Родимица только головой покачала.
— Ну, Федорушка, а ты слушай: мне все это один человек рассказал, который тогда тоже был за морем. Ну влетел в кабак наш сокол ясный… Голанцы глядь, у них и поджилки затряслись! Одежонка на нем грязная, рваная, как простого плотника, а приметы царские: и длинен-то он не по-людски, и персоною черен, и головою трясет, и бородавка на щеке! Он! Все спознали его! Сором-то какой на всю Русь-матушку: царь, а и одежонку всю пропил, в плотники записался, стыдно было и имя-то свое царское объявить, так его Петрушкой-плотником и величают, да не Алексеевичем (слава Богу, что хоть батюшково имя не срамит, по крайности, нам не стыдно), а Михайловым назвался… Вот, мать моя, как узнали в Сардаме, что это не простой плотник, а царь, так уличные робятки и ну метать в него камнями да грязью, насилу отбили… Что ж и не сором это?
— Знамо, матушка, сором, — отвечала машинально Родимица, которую больше занимала болезнь дочери, чем волнения Софьи.
— Ну бежал из голанской земли не солоно хлебавши, — закончила свой рассказ царевна.
— Куда же бежал, матушка?
— А в аглицкую землю, за другое море: и там набедил.
— Что так?
— Указал своим молодцам мертвечину жрать, мертвых людей есть.

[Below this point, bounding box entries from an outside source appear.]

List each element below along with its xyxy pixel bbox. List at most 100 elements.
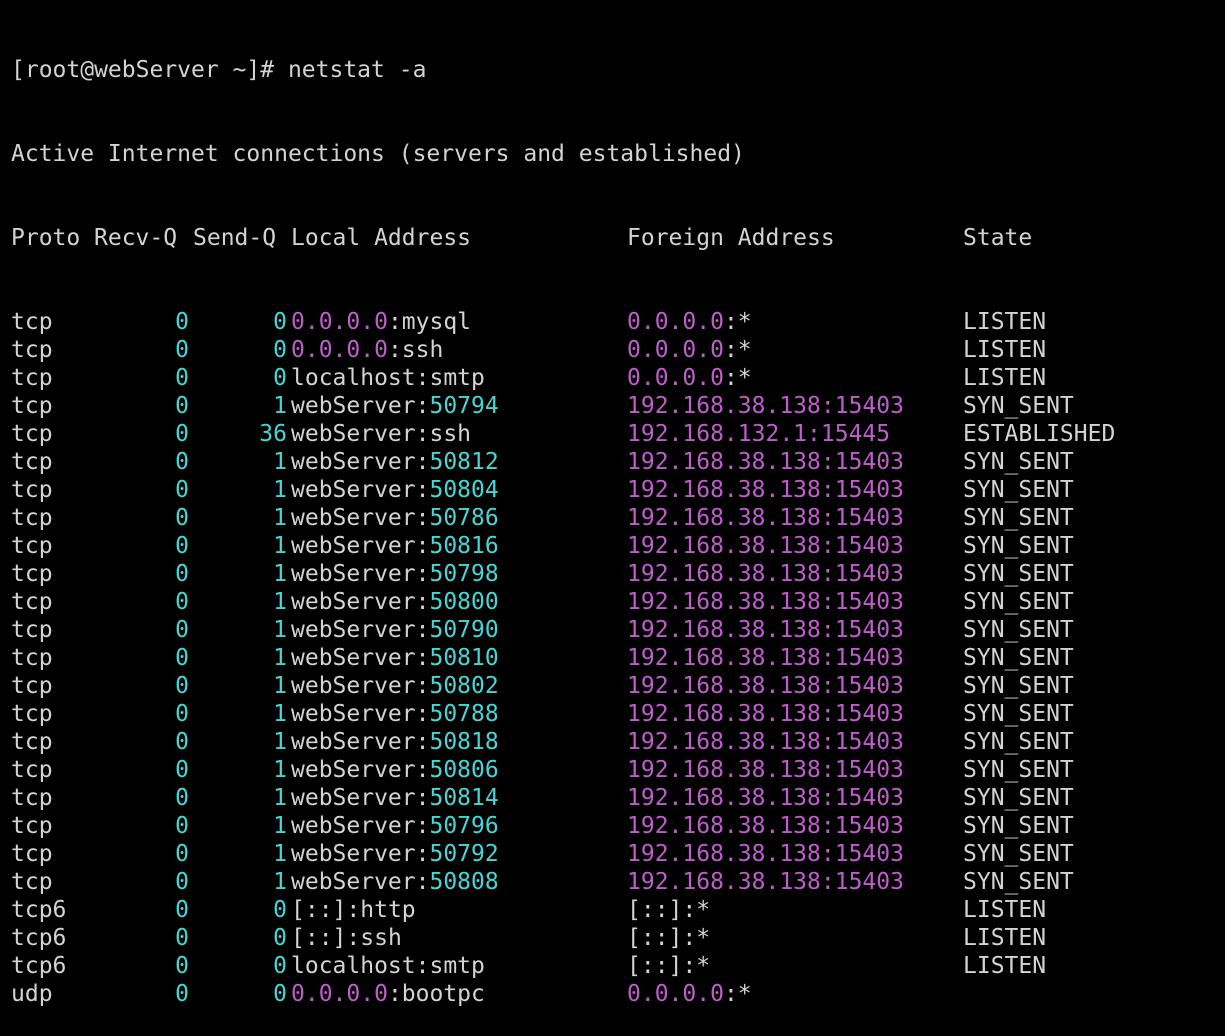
- local-host: webServer: [291, 617, 416, 643]
- cell-sendq: 0: [273, 365, 287, 391]
- cell-state: SYN_SENT: [963, 701, 1074, 727]
- address-separator: :: [820, 645, 835, 671]
- address-separator: :: [820, 729, 835, 755]
- local-port: 50788: [429, 701, 499, 727]
- foreign-port: 15403: [834, 757, 904, 783]
- local-port: 50802: [429, 673, 499, 699]
- local-host: 0.0.0.0: [291, 981, 388, 1007]
- local-port: 50790: [429, 617, 499, 643]
- cell-local-address: webServer:50786: [291, 504, 499, 532]
- local-port: 50808: [429, 869, 499, 895]
- foreign-port: 15403: [834, 701, 904, 727]
- cell-local-address: 0.0.0.0:ssh: [291, 336, 443, 364]
- foreign-host: 192.168.38.138: [627, 505, 821, 531]
- table-row: tcp 0 1 webServer:50800 192.168.38.138:15403…: [11, 588, 1225, 616]
- address-separator: :: [820, 841, 835, 867]
- table-row: tcp6 0 0 [::]:http [::]:* LISTEN: [11, 896, 1225, 924]
- address-separator: :: [820, 869, 835, 895]
- local-port: bootpc: [401, 981, 485, 1007]
- foreign-port: 15403: [834, 561, 904, 587]
- cell-sendq: 1: [273, 617, 287, 643]
- foreign-port: 15403: [834, 617, 904, 643]
- cell-state: LISTEN: [963, 365, 1047, 391]
- cell-foreign-address: 192.168.38.138:15403: [627, 448, 904, 476]
- cell-foreign-address: 192.168.38.138:15403: [627, 840, 904, 868]
- table-row: tcp 0 1 webServer:50794 192.168.38.138:15403…: [11, 392, 1225, 420]
- cell-proto: tcp: [11, 701, 53, 727]
- cell-proto: tcp: [11, 813, 53, 839]
- cell-state: SYN_SENT: [963, 533, 1074, 559]
- column-header-foreign-address: Foreign Address: [627, 225, 835, 251]
- table-row: tcp 0 1 webServer:50788 192.168.38.138:15403…: [11, 700, 1225, 728]
- address-separator: :: [820, 561, 835, 587]
- foreign-port: *: [737, 309, 752, 335]
- foreign-host: 192.168.38.138: [627, 869, 821, 895]
- cell-proto: tcp: [11, 729, 53, 755]
- cell-local-address: webServer:ssh: [291, 420, 471, 448]
- local-host: webServer: [291, 729, 416, 755]
- foreign-port: *: [737, 337, 752, 363]
- address-separator: :: [415, 701, 430, 727]
- column-header-sendq: Send-Q: [193, 225, 277, 251]
- cell-sendq: 1: [273, 589, 287, 615]
- address-separator: :: [682, 925, 697, 951]
- cell-state: SYN_SENT: [963, 617, 1074, 643]
- local-host: 0.0.0.0: [291, 337, 388, 363]
- table-row: tcp 0 1 webServer:50798 192.168.38.138:15403…: [11, 560, 1225, 588]
- cell-state: SYN_SENT: [963, 393, 1074, 419]
- address-separator: :: [820, 393, 835, 419]
- local-port: 50814: [429, 785, 499, 811]
- local-host: webServer: [291, 757, 416, 783]
- cell-recvq: 0: [175, 337, 189, 363]
- cell-recvq: 0: [175, 785, 189, 811]
- address-separator: :: [415, 841, 430, 867]
- table-row: tcp 0 1 webServer:50802 192.168.38.138:15403…: [11, 672, 1225, 700]
- cell-recvq: 0: [175, 729, 189, 755]
- local-port: 50818: [429, 729, 499, 755]
- cell-local-address: [::]:ssh: [291, 924, 402, 952]
- address-separator: :: [346, 897, 361, 923]
- local-host: webServer: [291, 701, 416, 727]
- local-host: 0.0.0.0: [291, 309, 388, 335]
- address-separator: :: [415, 813, 430, 839]
- cell-proto: tcp: [11, 841, 53, 867]
- table-row: tcp 0 1 webServer:50804 192.168.38.138:15403…: [11, 476, 1225, 504]
- foreign-port: *: [696, 897, 711, 923]
- cell-recvq: 0: [175, 673, 189, 699]
- netstat-heading-line: Active Internet connections (servers and…: [11, 140, 1225, 168]
- cell-local-address: webServer:50794: [291, 392, 499, 420]
- foreign-port: 15403: [834, 841, 904, 867]
- local-port: ssh: [429, 421, 472, 447]
- local-port: smtp: [429, 365, 485, 391]
- cell-recvq: 0: [175, 477, 189, 503]
- foreign-port: 15403: [834, 869, 904, 895]
- cell-sendq: 1: [273, 645, 287, 671]
- cell-sendq: 1: [273, 757, 287, 783]
- terminal-window[interactable]: [root@webServer ~]# netstat -a Active In…: [0, 0, 1225, 1007]
- cell-sendq: 1: [273, 785, 287, 811]
- table-row: tcp6 0 0 [::]:ssh [::]:* LISTEN: [11, 924, 1225, 952]
- local-host: webServer: [291, 673, 416, 699]
- cell-local-address: 0.0.0.0:mysql: [291, 308, 471, 336]
- cell-sendq: 1: [273, 561, 287, 587]
- cell-sendq: 1: [273, 813, 287, 839]
- cell-foreign-address: 0.0.0.0:*: [627, 364, 752, 392]
- local-port: ssh: [360, 925, 402, 951]
- local-host: webServer: [291, 561, 416, 587]
- local-host: webServer: [291, 785, 416, 811]
- cell-proto: tcp: [11, 757, 53, 783]
- cell-sendq: 1: [273, 673, 287, 699]
- address-separator: :: [820, 477, 835, 503]
- cell-foreign-address: 0.0.0.0:*: [627, 336, 752, 364]
- foreign-port: 15445: [820, 421, 891, 447]
- command-prompt-line: [root@webServer ~]# netstat -a: [11, 56, 1225, 84]
- cell-state: SYN_SENT: [963, 449, 1074, 475]
- cell-proto: tcp: [11, 449, 53, 475]
- address-separator: :: [387, 337, 402, 363]
- local-host: webServer: [291, 813, 416, 839]
- cell-foreign-address: 192.168.38.138:15403: [627, 672, 904, 700]
- foreign-host: 0.0.0.0: [627, 981, 724, 1007]
- address-separator: :: [723, 337, 738, 363]
- cell-state: SYN_SENT: [963, 589, 1074, 615]
- table-row: tcp 0 36 webServer:ssh 192.168.132.1:15445 ES…: [11, 420, 1225, 448]
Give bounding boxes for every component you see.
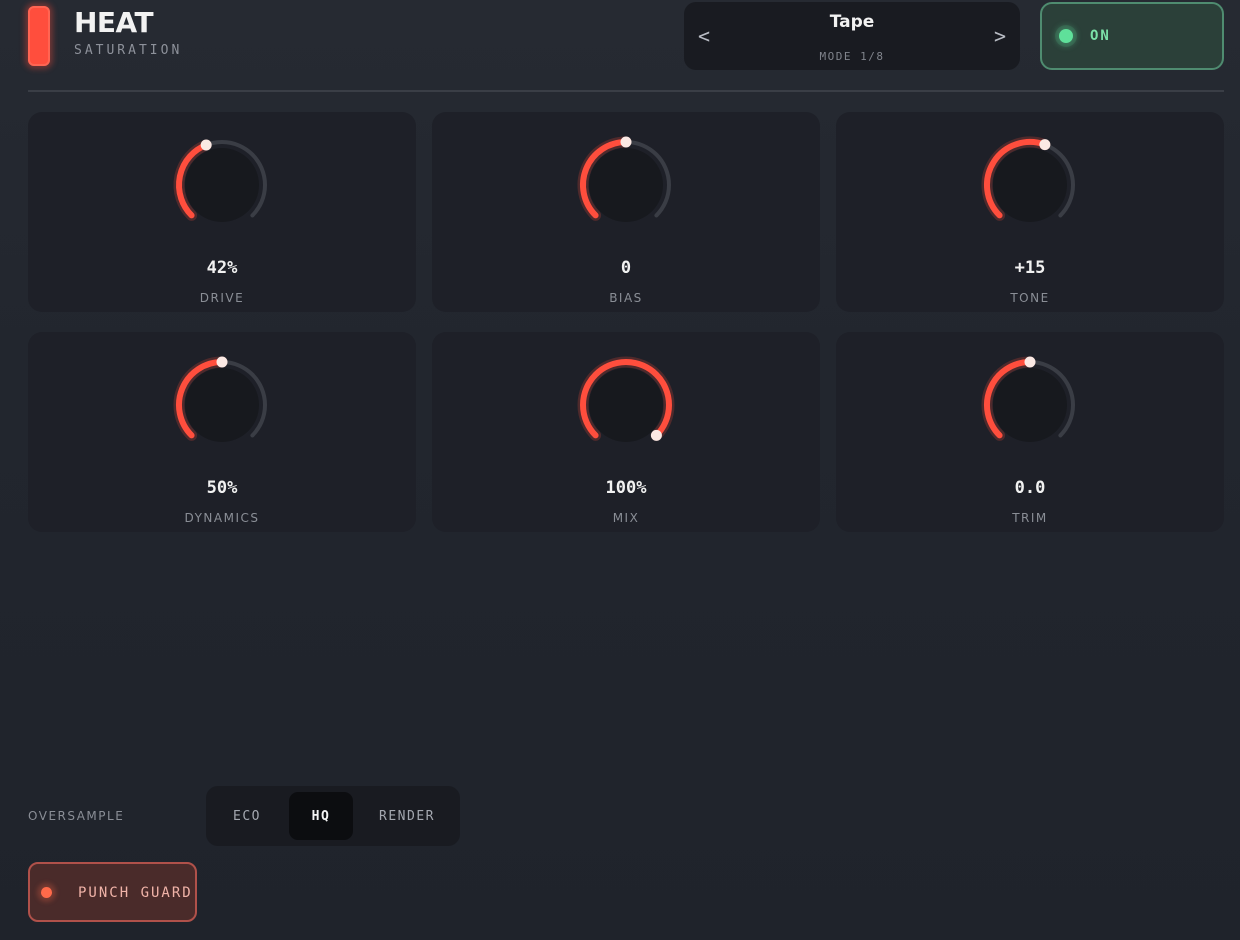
mode-position: MODE 1/8 [819, 50, 885, 63]
knob-handle[interactable] [620, 136, 632, 148]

— Что ты, матушка-царевна! Страх какой.
— Что ж мудреного! От пьянства человек взбесился.[12]
— Ну, и как же матушка?
— Знамо, прогнали чадушку и из аглицкой земли.
— Куда ж потом?
— Убег в цесарскую землю, да там и след его простыл.
— Как так?
— А нечистый его ведает: либо в немецкую веру перешел, либо от винища подох, а уж на Москве ему не бывать царем. Да и стрельцы не хотят его.
— Что стрельцы, матушка! — возразила Родимица. — Их песенка спета.
— Как спета! — горячилась Софья.
— Да где они, матушка? На Москве их только след остался, стрельчихи да махоньки стрельчата, а сами стрельцы, слышь, в Азове да в Таган-роге на земляных работах, а достальные у нас, в гетманщине.
12
Так россияне того милого времени понимали занятия царя анатомией. В истории Петра записано, что «в Лейдене, в анатомическом театре знаменитого Боергава, заметив отвращение своих русских спутников к трупам, царь заставил их зубами разрывать мускулы трупа». Хорош прием. — Прим. авт.